What amazes me is how the CNMI expects to develop an economy when employers are allowed to post JVA's (job vacancy announcements on the DOL website) with questionable "qualification requirements" that only pays a little better than a minimum wage? As far as the casino industry goes, just wait and see how this Karma in the making works out. The government thinks it's a get rich scheme, but wait until they realize that the casino is going to take every dollar it can get out of the local residents as well. When the crime and negative social impacts kick in, the government will realize that they invited in a plague that costs more to cure than the revenue they are receiving. And here is another observation. Putting all of your eggs in one basket didn't work before (i.e., garment industry), what makes you think that gambling can sustain the islands income needs? Newsflash, gambling is not an INDUSTRY, it's a carnival attraction that lures in fool's. To keep it going, you need a steady stream of fool's and addicted idiots. I guess based on that, the casino will be filled with CNMI politicians.

Anonymous said...

Recruiting casino workers from Atlantic City? One has the question the reasoning behind this. I would think that Las Vegas would be the more likely locale to recruit from. Why? Las Vegas is closer (airfare is cheaper) with daily flights to Hawaii where you can easily connect to Guam. Las Vegas has a large population of former residents from Hawaii. Wouldn't you think they would love a shot at returning to the "island style" way of life? And, Las Vegas is the original gambling mecca in the United States. Plenty of qualified and experienced casino employees. So why Atlantic City? Maybe because gambling took a serious downturn there with layoffs, casino's going broke, etc. Atlantic City is a long way from Saipan, so more than likely, people there wouldn't have heard about all of the CNMI negatives. Las Vegas is a small town where word passes quickly. With the large population of ex-Hawaii residents, and also California residents in Las Vegas, I'm sure the CNMI's reputation has come up for discussion more than once. Just a suggestion for the politicians in the CNMI. In your original negotiations, you should have demanded that the casinos establish a gaming school on island before awarding a gaming commission license. You should have mandated that locals would be taught (in advance) and certified for those higher paying positions. After that, then you can bring in your casino and whoever else you want. But no, these idiots in the CNMI put the cart before the horse. Truthfully, I seriously wonder if the CNMI has a clue to how vunerable the world economic situation is as well? At any moment, things can change. Tourism (in my opinion) is not always 100% reliable. And casinos? Why not just invite a case of leprosy into the island? You will probably end up with the same results - it will spread and infect the population with something they didn't want. What does it take for an island leader to understand that an island economy should be based on self sufficiency, green energy, locally grown and sustainable food production, aquaculture, etc.(do you remember Tony Pellegrino)? What really boggles the mind is that the CNMI (with it's relationship to the United States) is in such a dismal state of affairs given all the grants and funding that is and was available over the years.

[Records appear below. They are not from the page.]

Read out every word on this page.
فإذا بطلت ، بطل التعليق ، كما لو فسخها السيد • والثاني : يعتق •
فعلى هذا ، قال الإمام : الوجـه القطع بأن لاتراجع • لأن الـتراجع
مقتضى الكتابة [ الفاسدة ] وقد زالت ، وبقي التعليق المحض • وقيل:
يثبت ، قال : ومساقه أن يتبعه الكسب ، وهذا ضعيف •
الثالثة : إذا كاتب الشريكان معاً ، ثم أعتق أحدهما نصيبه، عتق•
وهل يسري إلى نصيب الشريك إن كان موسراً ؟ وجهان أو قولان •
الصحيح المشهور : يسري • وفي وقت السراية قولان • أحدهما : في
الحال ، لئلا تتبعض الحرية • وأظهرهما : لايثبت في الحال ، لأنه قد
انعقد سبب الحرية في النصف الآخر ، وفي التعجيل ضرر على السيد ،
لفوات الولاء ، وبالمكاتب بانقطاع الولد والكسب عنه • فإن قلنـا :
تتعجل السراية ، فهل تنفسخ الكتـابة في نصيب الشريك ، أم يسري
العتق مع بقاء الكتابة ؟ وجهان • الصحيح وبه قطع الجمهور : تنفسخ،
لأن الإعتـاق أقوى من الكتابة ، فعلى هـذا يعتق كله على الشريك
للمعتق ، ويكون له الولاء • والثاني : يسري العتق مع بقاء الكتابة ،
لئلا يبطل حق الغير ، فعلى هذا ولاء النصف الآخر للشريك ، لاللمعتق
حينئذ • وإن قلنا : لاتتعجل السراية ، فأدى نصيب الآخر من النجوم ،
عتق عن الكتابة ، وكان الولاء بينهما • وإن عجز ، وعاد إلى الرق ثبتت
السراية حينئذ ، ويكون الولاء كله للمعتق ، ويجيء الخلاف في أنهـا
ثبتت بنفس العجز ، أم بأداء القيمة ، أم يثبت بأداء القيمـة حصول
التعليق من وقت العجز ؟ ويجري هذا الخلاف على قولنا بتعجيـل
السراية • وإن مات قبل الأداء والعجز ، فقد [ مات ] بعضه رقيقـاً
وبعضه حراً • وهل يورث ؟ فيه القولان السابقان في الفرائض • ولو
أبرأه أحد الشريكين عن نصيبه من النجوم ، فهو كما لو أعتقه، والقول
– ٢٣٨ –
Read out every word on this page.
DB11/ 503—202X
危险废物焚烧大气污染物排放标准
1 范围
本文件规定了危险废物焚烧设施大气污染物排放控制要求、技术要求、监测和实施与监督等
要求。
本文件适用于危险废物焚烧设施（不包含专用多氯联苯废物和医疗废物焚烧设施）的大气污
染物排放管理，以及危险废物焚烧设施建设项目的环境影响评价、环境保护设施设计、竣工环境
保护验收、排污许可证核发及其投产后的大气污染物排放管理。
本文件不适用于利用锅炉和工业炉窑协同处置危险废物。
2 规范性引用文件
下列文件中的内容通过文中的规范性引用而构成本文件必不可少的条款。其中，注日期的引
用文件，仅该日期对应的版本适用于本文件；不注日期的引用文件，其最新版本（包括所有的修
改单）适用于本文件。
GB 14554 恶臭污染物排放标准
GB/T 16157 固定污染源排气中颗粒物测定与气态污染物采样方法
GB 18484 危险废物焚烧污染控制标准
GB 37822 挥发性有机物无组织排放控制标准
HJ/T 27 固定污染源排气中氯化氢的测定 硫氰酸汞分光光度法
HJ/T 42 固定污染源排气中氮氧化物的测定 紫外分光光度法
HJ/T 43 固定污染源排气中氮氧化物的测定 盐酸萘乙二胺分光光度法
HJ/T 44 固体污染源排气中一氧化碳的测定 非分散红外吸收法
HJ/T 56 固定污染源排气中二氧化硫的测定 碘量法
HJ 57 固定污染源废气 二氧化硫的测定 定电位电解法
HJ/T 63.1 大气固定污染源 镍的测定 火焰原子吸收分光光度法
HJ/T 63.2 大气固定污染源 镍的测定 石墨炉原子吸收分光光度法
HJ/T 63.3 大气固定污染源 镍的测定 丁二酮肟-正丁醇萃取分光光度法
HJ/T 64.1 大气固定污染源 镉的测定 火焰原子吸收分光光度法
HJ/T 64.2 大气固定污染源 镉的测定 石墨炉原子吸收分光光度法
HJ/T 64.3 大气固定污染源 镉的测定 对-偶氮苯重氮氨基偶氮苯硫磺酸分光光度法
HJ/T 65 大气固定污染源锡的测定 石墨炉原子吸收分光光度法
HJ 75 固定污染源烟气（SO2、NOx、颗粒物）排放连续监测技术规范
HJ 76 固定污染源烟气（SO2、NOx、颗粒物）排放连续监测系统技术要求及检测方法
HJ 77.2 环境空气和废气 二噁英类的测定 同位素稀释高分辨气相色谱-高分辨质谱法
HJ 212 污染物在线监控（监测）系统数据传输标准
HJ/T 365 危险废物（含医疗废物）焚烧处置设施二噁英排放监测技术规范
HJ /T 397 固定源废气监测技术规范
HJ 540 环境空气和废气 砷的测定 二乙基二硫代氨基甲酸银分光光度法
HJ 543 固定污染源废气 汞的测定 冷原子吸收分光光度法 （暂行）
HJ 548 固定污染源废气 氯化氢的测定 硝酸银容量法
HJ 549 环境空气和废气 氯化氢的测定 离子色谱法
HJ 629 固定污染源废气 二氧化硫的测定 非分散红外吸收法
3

I hate to say this, but maybe, just maybe, those filipino workers in Saipan should be granted U.S. citizenship. Maybe then, and only then, this cycle of "minority control" - "minority closed minded island corrupted thinking" can be broken by a population of voters that don't vote along "family names". Wendy, I've changed my thoughts. If a filipino worker (on contract or otherwise) has been sitting on the island for more than ten years, I say give him unrestricted "residency". But please note, I did not say citizenship. For that, I say apply and stand in line. However, it should be prudent that these workers be given a "fast track" application process that grants them "full citizenship" and benefits as a U.S. citizen given how we turn a blind eye on our borders to others.